• Welcome de Philipe Lioret.

    De Calais...


     

     

    Quelle péripétie !  J'ai vécu avec ce film une aventure rocambolesque!

    J'en avais entendu parler à la radio, de loin, sans y prêter attention. Vint la polémique entre la déclaration de Besson et quelques manifestations des aidants aux migrants dans la région de Calais.   Forcément, par curiosité et opposition, je me mis en tête de le voir rien que pour faire la nique à Besson et Sarko. Parcourant les programmes du cinéma le plus proche, je découvris tristement qu'il était déjà passé et fus fort contrariée quand il me fut expliqué qu'il ne repasserait pas ; les autres salles de la région sont dans une zone où je n'ose pas encore m'aventurer seule en voiture et je ne pus me résoudre à louper ce film. L'aubaine parut belle quand j'allai voir Tokyo Sonata : une séance était prévue la semaine suivante avec en plus une conférence- débat après la projection sous l'égide de la ligue des droits de l'homme locale. Malheureusement, d'autres activités contraignirent mon déplacement et la vague idée de ne le voir qu'à la télévision me traversa l'esprit. Par un heureux hasard,  je m'étonnai de le revoir à nouveau à l'affiche du cinéma le plus proche. Waouh ! Merci Fortuna ! Après des semaines d'aléas, je pouvais ENFIN le voir.

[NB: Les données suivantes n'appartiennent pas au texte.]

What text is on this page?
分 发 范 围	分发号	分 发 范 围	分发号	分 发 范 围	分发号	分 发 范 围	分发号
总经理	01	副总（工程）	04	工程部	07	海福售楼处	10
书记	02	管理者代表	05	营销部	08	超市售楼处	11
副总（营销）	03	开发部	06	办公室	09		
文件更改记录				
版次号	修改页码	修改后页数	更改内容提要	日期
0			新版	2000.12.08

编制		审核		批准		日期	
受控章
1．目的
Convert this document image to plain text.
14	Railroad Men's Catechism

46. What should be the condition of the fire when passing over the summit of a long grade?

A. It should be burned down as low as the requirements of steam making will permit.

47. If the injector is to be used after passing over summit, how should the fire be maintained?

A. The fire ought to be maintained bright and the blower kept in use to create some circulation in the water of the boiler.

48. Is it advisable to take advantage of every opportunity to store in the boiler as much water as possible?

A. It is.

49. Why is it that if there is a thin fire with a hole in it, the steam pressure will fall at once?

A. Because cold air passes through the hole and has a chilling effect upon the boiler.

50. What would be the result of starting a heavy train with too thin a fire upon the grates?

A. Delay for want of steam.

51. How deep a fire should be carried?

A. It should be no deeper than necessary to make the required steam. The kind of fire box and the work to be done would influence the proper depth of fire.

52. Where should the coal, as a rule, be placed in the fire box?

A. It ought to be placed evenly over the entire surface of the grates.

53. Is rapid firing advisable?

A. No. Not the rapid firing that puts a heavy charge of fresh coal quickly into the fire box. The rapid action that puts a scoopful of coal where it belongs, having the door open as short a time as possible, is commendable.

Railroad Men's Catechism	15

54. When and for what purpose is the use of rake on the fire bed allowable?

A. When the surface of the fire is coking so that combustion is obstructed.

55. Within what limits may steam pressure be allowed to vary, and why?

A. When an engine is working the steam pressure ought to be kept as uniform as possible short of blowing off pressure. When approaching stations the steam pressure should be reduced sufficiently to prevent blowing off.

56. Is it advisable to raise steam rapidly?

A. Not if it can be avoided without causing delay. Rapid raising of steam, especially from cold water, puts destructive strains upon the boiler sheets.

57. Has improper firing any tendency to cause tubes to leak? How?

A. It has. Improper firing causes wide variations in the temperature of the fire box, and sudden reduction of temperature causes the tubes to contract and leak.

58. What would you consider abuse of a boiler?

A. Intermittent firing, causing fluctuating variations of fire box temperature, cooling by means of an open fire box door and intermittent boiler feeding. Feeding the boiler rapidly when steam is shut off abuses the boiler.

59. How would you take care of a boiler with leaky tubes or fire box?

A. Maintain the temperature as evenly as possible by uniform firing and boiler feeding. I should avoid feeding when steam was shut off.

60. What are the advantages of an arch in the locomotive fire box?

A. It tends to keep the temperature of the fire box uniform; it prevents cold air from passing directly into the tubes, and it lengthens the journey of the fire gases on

    Etonnée, quasi consternée, je fus seule dans une salle de 300 personnes, tout comme un autre individu à la séance précédente aux dires de la caissière. Invraisemblable, incompréhensible, terrible indifférence à mes yeux.

     

    Simon vit mal la séparation puis le divorce d'avec sa femme. Il divague dans sa propre vie, prisonnier de lui- même et de son incapacité à parler. Bilal, jeune kurde d'Irak a parcouru des milliers de kilomètres dans le but de rejoindre à Londres une jeune fille qu'il aime ; échoué à Calais, il lui reste à atteindre l'Angleterre. Les filiales habituelles lui échappent à cause d'un sac sur la tête, traumatisé qu'il est des tortures subies dans son pays, l'idée de traverser la Manche à la nage le prend, obstinément. A la piscine municipale, il rencontre Simon, maître nageur auprès de qui il prend des leçons de natation. Peu à peu, les liens se créent, les sentiments amers et impuissants font face au non- sens, à l'incompréhension, le désarroi. Simon, muré dans son effroyable silence à lui- même et à l'autre s'engouffre dans cette obsession folle avec l'énergie du désespoir. C'est son propre échec qu'il remet sur la balance en tentant d'accompagner Bilal à réussir où lui- même a échoué. Avec leurs parcours fort différents, ces deux hommes se rencontrent en communion de leurs barrières respectives. Un fil ténu, quasi silencieux, une filiation. L'action désespérée de Bilal tenace et opiniâtre résonne dans les plaies de Simon confronté à ses incapacités.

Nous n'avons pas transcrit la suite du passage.